Odom: They did a good number of upgrades to the computer systems, to the software systems, to the ground systems, and to some of the pointing and technical systems on the spacecraft itself. So they took good advantage of that three-year stand-down.

PTB: You retired from NASA in 1989, shortly before Hubble launched. What was your reaction when you heard about the critical error in Hubble’s optics?

Odom: It was disappointing to us. When I took over the Hubble, the mirror was already built and in storage so the mirror, from my standpoint, wasn’t a concern because it was there waiting on the rest of the spacecraft to get built around it at Perkin-Elmer.

But the beauty of it was that we had some very good people that could take the data from the first images that it took in orbit, and could deduce very accurately what was needed to correct the optics and the whole optical chain, including the big mirror. They had the data then to build, basically, the prescription for the glasses that they put on it to correct the error in the mirror.

PTB: Are you surprised that Hubble has continued to perform so well more than ten years beyond its forecasted life expectancy?

Odom: Yes. To think of how much extra time we spent on the ground and how old some of the hardware was, the one that surprised me the most was the life of the batteries. We went to the nickel-hydrogen batteries not long before we launched, so we took a risk, and I really worried about that. Because I just knew [on] the first servicing mission we would change out the batteries. But instead they lasted 15 or 18 years. We were just talking about this with Gene Oliver, who was the chief engineer on Hubble through the development. To the best of his knowledge, we still had almost all of the redundancy in the systems that we launched with. In other words, we’ve had to go to very few, if any, of the backup systems onboard, which is really pretty phenomenal to have been up there now 25 years.
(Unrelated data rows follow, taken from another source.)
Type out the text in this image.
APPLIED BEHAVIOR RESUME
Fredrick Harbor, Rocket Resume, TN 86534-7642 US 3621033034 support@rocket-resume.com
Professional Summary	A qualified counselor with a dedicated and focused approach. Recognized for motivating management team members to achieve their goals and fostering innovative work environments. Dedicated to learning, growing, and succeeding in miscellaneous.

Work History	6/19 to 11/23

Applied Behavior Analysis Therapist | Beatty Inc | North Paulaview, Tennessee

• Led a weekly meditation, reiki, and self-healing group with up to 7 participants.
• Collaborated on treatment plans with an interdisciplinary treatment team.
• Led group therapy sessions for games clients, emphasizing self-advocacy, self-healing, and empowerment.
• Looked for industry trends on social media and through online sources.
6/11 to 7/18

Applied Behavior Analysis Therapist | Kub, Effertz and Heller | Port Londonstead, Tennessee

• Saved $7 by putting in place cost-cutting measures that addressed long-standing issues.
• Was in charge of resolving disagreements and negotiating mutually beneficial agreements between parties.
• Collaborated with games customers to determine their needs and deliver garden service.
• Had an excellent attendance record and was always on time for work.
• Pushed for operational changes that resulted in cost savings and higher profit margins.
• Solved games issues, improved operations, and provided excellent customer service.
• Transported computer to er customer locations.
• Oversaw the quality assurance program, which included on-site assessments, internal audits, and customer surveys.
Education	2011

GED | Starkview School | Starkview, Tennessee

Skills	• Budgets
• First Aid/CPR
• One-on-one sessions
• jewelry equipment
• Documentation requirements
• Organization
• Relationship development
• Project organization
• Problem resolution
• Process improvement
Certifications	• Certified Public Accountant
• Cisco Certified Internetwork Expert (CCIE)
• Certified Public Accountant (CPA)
PTB: Looking back, is there anything you would have done differently?

Odom: It was probably one of the most difficult, but one of the most rewarding and most exciting projects I’ve run. And the people I was associated with at Goddard, at JPL, and the [Hubble] working group were all phenomenal people. They were some of the most capable people I’ve come in contact with throughout my career. All the programs I’ve worked on have been rewarding, but Hubble has been especially rewarding just because of the performance and the life that its had.